Recently I traveled to Peru to research my next novel.   Peru rattled me, although I am not a nervous traveler.   When I was thirteen, I made the trip from Manila to Boston, including a required overnight stay in Los Angeles, by myself.  There was hitchhiking in Italy in my college years and other bold and ridiculous travel adventures; once I landed in Ravenna with no money and had to work two days at a communist beer festival to make train fare back to Florence.  I drove through the Texas Panhandle in an ice storm and had to sleep in a church.  I’ve negotiated public transport in Bangkok, often alone, and somewhat confidently.  In recent years, I waited out officials at the Zimbabwe/Zambia border as they attempted to extort one hundred dollars—something I would have given them, but which I didn’t have since, as I explained to them several times, only a stupid woman would travel alone and with lots of cash. I didn’t sweat it.  I had time, and I survived through those moments composed and sustained by the notion that, at some juncture, this would make a funny story.  But Peru made me nervous not because of danger, nor lack of money, nor corruption, nor alien culture, but because of language.  Peru made me nervous because of Spanish.  Spanish makes me nervous because I can’t speak it.  More clearly (not speaking Thai doesn’t bother me) Spanish makes me nervous because I can’t speak it, and I look like I should.  I call this particular anxiety “The Spanish Thing.”
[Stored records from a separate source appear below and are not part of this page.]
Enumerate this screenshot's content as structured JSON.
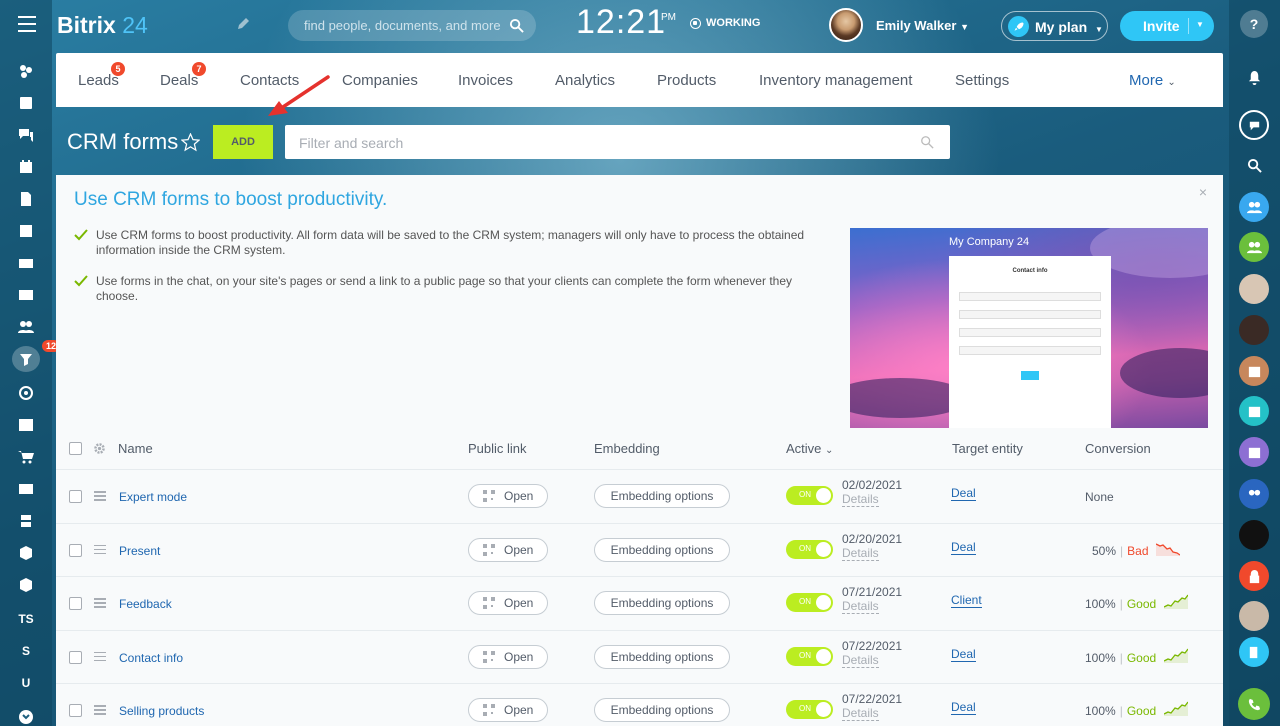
{
  "header": {
    "logo_name": "Bitrix",
    "logo_num": "24",
    "search_placeholder": "find people, documents, and more",
    "clock": "12:21",
    "ampm": "PM",
    "work_status": "WORKING",
    "user_name": "Emily Walker",
    "my_plan": "My plan",
    "invite": "Invite"
  },
  "tabs": [
    {
      "label": "Leads",
      "badge": "5"
    },
    {
      "label": "Deals",
      "badge": "7"
    },
    {
      "label": "Contacts"
    },
    {
      "label": "Companies"
    },
    {
      "label": "Invoices"
    },
    {
      "label": "Analytics"
    },
    {
      "label": "Products"
    },
    {
      "label": "Inventory management"
    },
    {
      "label": "Settings"
    },
    {
      "label": "More"
    }
  ],
  "page": {
    "title": "CRM forms",
    "add_label": "ADD",
    "filter_placeholder": "Filter and search"
  },
  "promo": {
    "title": "Use CRM forms to boost productivity.",
    "close": "×",
    "point1": "Use CRM forms to boost productivity. All form data will be saved to the CRM system; managers will only have to process the obtained information inside the CRM system.",
    "point2": "Use forms in the chat, on your site's pages or send a link to a public page so that your clients can complete the form whenever they choose.",
    "image_company": "My Company 24",
    "image_form_title": "Contact info"
  },
  "sidebar_left": {
    "filter_badge": "12",
    "items": [
      "TS",
      "S",
      "U"
    ]
  },
  "table": {
    "columns": [
      "Name",
      "Public link",
      "Embedding",
      "Active",
      "Target entity",
      "Conversion"
    ],
    "open_label": "Open",
    "embedding_label": "Embedding options",
    "details_label": "Details",
    "toggle_label": "ON",
    "rows": [
      {
        "name": "Expert mode",
        "date": "02/02/2021",
        "entity": "Deal",
        "conv_pct": "None",
        "conv_status": ""
      },
      {
        "name": "Present",
        "date": "02/20/2021",
        "entity": "Deal",
        "conv_pct": "50%",
        "conv_status": "Bad"
      },
      {
        "name": "Feedback",
        "date": "07/21/2021",
        "entity": "Client",
        "conv_pct": "100%",
        "conv_status": "Good"
      },
      {
        "name": "Contact info",
        "date": "07/22/2021",
        "entity": "Deal",
        "conv_pct": "100%",
        "conv_status": "Good"
      },
      {
        "name": "Selling products",
        "date": "07/22/2021",
        "entity": "Deal",
        "conv_pct": "100%",
        "conv_status": "Good"
      }
    ]
  },
  "colors": {
    "accent_green": "#bbed21",
    "link_blue": "#2067b0",
    "invite_blue": "#2fc6f6",
    "badge_red": "#f0492c"
  }
}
In a distant incarnation of self, circa 1991, I was a member of the grunge scene in Portland, Maine. This did not entail much. I frequented bars, stayed razor-edge thin, and was sort-of (although I could be mistaken) dating a drummer from a band called Otis Coyote. One evening, we attended a party. Instantly, the crowd sorted itself into the musicians (males) and the people who had shown up with the musicians (females). I could only wonder what the musicians were talking about. I imagined they were discussing the things that the drummer talked about—music, books, wild stories from the not too distant past—while I pretended interest in the canned food drive that socially-conscious metal band Tesla had organized in coordination with their upcoming concert: whoever brought the most cans got to meet the band. My forays to join the musicians were met with a silent curiosity or the statement, “there’s more beer in the fridge.” This was a fight waiting to happen—which I promptly initiated at first opportunity—and I anticipated every word leveled at me in the car on the way home: snob, elitist, snob. I knew to steer clear of talking gender because I didn’t need “harpy” added to the others.